Обещал моряк вернуться...

Рябко Пётр

Идея написать эту книгу пришла вместе со зрелым возрастом — все меньше и меньше моих товарищей-однокашников остается в живых. Если они не погибли трагически в море, то морская жизнь, тяжелая работа не позволили им быть долгожителями. Когда-то в светлое советское время профсоюз добился для капитанов-промысловиков пенсии в 55-летнем возрасте, ибо в 50-е, 60-е, 70-е годы редко кто из них доживал до 60 лет. Мы грустно шутили: «Капитаны, как Маршалы, на пенсию не уходят».

Основная часть моей книги посвящается морю и морякам, погибшим и умершим. Пусть будет им морской грунт и береговая суша мягкой периной.

В «Исповеди капитана» я пишу о милых женщинах. Память сохранила их красоту и короткие мгновения, подарившие нам радость от жизни, от молодости, от близости. Невозможно быть моряку счастливым без женщины, без любимой женщины.

Капитан Рябко

ОБЕЩАЛ МОРЯК ВЕРНУТЬСЯ

Эту незатейливого и запоминающегося мотива песню я услышал в моем родном селе Пушкари, раскинувшемся на высоком берегу Десны-красавицы. Был цветущий май. Немногие уцелевшие после войны деревья белой акации вечерами источали такой сладкопряный аромат, что, проходя мимо них, каждый колхозник, переживший тяжелые времена, видевший кровь и смерть, становился мягче и добрее.

Запах цветущих акаций обволакивал, завораживал и отгонял нерадостные мысли, если таковые были (а они были, их хватало с избытком!). А мне, хлопцу-подростку, хотелось любить, хотелось встретить красивую и нежную.

В этот теплый вечер, опустившийся на село мягкими ветвями цветущих деревьев, звонкий девичий голос вдруг запел:

Я не запомнил всю песню, но эти слова остались в памяти на годы, на всю жизнь. Не знаю, какая пушкаревская девушка пела, не знаю, кто привез в далекое от моря украинское село песню о моряке, не вернувшемся к любимой, — я больше никогда не слышал ее.
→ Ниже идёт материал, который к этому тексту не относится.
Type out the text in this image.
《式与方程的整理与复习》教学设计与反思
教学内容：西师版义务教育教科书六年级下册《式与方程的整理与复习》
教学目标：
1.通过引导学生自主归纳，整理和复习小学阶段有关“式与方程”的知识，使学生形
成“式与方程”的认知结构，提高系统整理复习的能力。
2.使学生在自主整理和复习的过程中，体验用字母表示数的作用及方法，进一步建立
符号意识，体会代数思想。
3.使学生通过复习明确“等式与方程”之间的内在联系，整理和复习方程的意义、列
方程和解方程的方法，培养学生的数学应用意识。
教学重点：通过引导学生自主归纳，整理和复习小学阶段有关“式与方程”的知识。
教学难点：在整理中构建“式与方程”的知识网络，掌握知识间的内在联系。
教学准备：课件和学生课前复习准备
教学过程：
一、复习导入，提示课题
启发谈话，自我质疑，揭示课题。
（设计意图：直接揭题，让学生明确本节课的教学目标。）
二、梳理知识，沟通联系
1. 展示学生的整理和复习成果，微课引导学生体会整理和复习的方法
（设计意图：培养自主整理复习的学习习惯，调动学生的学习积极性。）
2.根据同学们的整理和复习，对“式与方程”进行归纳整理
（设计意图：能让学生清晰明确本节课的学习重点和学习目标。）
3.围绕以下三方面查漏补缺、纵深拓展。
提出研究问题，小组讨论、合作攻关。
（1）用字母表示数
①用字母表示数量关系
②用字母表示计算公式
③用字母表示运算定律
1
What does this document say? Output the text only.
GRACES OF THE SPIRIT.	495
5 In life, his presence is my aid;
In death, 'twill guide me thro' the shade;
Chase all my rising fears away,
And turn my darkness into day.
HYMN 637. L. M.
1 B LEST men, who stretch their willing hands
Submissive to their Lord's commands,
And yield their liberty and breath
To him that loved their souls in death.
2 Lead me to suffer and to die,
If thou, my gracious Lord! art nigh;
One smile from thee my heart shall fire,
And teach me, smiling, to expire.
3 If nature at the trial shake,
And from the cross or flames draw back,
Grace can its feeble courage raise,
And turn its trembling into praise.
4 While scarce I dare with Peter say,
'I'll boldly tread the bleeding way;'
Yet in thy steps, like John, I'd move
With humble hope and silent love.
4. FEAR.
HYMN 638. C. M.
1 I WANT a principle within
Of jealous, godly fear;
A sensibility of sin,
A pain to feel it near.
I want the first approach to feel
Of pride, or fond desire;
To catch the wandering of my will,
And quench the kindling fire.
Но помнил этот грустный куплет.

НА СПУТНОЙ ВОЛНЕ

Этот рассказ прислал из Клайпеды капитан дальнего плавания, писатель, доброй души человек Колещук Владимир Яковлевич.

Памяти В. И. Скорнякова

Описанным ниже событиям уже более полувека, и свидетелей их, почитай, не осталось. Только не бежит перо легко по бумаге, нет-нет, да и замрет, а пишущий призадумается: как бы это выставить себя того, непутевого, в лучшем виде? Вздохнет да и продолжит дальше. Надумал покаяться, кайся, взялся писать правду — ее и пиши. Но не зря поражался Генрих Манн тем отчаянным смельчакам, что осмеливались писать дневники: ведь каждая жизнь полна позора.

Свинцовым декабрьским днем 1955 года средний траулер «Ясень» торопливо кромсал ломти студенистых волн Северного моря, пересекая его наискосок к Шетландским островам. Лирическое название мало подходило пропахшему рыбой суденышку, но рыбакам нравилось, смягчало их грубоватые души.

Скворцов, бывший краснофлотец, а ныне — капитан дальнего плавания, мужчина двадцати семи лет, со стальными глазами, волевым подбородком и непререкаемым баритоном, нрав имел, вместе с тем, довольно добродушный, характер сдержанный. Своей представительной фигурой не обеднил бы интерьер капитанского мостика большого океанского корабля. Судьба же назначила Скворцову водить по морям не белоснежный лайнер с вылощенной командой, а посадила на скромный, крашеный шаровой краской СРТ, типа «логгер», водоизмещением в триста пятьдесят тонн, с малым, не обремененным изысканными манерами экипажем. И капитанский мостик здесь тесноват, не разгуляешься. Рыбацкий капитан на судьбу не сетовал. Более того, выпавшая доля ему даже нравилась, склонен был неленивый добытчик к промысловым утехам. Потому побуждал сегодня механиков накручивать обороты. А еще и зюйд-остовый ветерок, балла на четыре, помогал, толкал в корму. Со вчерашнего дня, едва только вернулся «Ясень» из нелюдимого всегда Скагеррака, плотно засел капитан Скворцов в кресло радиооператора. Терпеливо вращал он верньеры, стараясь выдавить из приемника что-либо существеннее, чем скупая официальная промсводка, перехватить приватные обмены. Слышимость плохая, по ушам бьют грозовые разряды, но «желающий слышать да услышит».